People in the developing world face great challenges, challenges of a complexity and magnitude that we do not face in the developed world. It is time that we abandon the idea that there is a single silver bullet that can help them overcome these challenges, and begin working to create the integrated financial, educational, and health services that are necessary.

Monday, December 3, 2012

Thoughtful Consumerism: A Holiday Story

It’s simple, really. Six signatures on a piece of paper. Six signatures of the producers whose beans are included in our holiday roasts.

Alfredo Ponce. Sara Juarez. Raul Perdomo. Antonio Ponce. Jake Compaan. Eduin and Nely Valdez.

But these signatures change things. When each of these producers signed the contract to sell their coffee through UMF, they weren’t just writing down their names. They were rewriting the story of coffee. Coffee is often seen merely as a commodity, purchased for cheap and processed carelessly, roasted and flavored and resold again and again until the final product is as distant as possible (physically and philosophically) from the farmers who grew it. But these are not nameless, faraway farmers. And we are not thoughtless consumers.

We want to tell a story of thoughtful consumerism, a story of direct links to the people who produced the coffee in your cup or the food on your plate. The benefits of this type of direct consumerism range from tangibles like fair wages for producers to intangibles like a sense of global community and responsibility.

So in releasing our two holiday roasts for the season, we proudly display the signatures of the coffee producers who contributed to them. We highlight their signatures in an effort to highlight them, the individuals who carefully cultivated these beans over the last year. This is the story of coffee we want to tell.

The holidays are upon us. This means purchasing gifts for family and friends, brewing a hot pot of coffee on a cold morning, and hosting dinners or gatherings that end with cups of coffee around the table. We encourage you to use these opportunities to join us in telling this story of coffee - the story of thoughtful consumerism and, ultimately, the story of people.
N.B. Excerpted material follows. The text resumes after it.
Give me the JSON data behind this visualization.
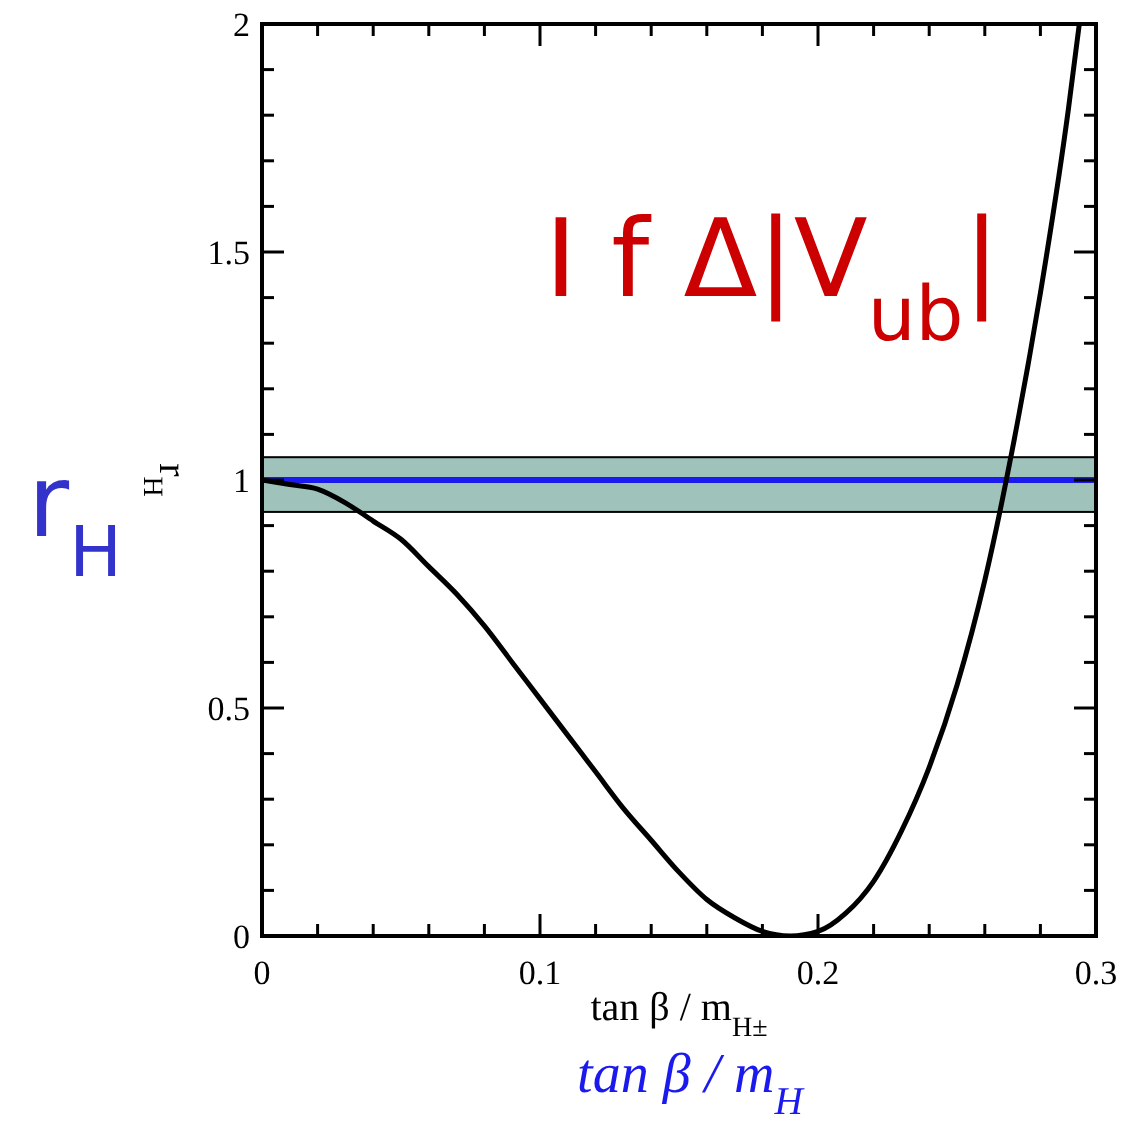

Join us in telling this story. Buy a bag to brew or give as a gift. Get to know our farmers. Read about what makes this coffee so great. 

Our holiday blends:

Beneficio Blend

This blend features the coffees of Alfredo Ponce, Sara Juarez, and Antonio Ponce. Their coffees were processed at UMF’s beneficio, or coffee processing facility. It was our first year running the beneficio, so all three producers displayed trust in choosing us to process their coffee. All three producers are amazing members of their community. Alfredo Ponce lives and works in La Unión, at a facility across from our office. Sara, also from La Unión, is the matriarch of a family of coffee farmers. Her son is Fito Juarez, another producer we have purchased coffee from (read about him here). Antonio Ponce, or Toñito, is a leader in his community of San Carlos. His story was featured in a series of articles in Fresh Cup magazine and we’ve collaborated with him, his community, and the amazing organization METAD on a clean water project in San Carlos. Their coffees combined beautifully into a smooth, sweet cup with notes of berries and brown sugar.

Honey Processed Blend

This coffee comes from two fincas, or coffee farms. The first is that of Alfredo Ponce, the producer who also contributed to our Beneficio Blend. The second finca belongs to Raul Perdomo, Jake Compaan, and Eduin and Nely Valdez. All are teachers or administrators at the Vida Abundante Christian School in La Unión. These producers used a special technique to process their coffee called pulped natural processing. Coffee beans are usually washed after they’re removed from their fruit, but pulped natural beans forgo this washing and are dried with the sweet fruit pulp left on. This leads to a very fruity, bright flavor with strong notes of raspberries and champagne.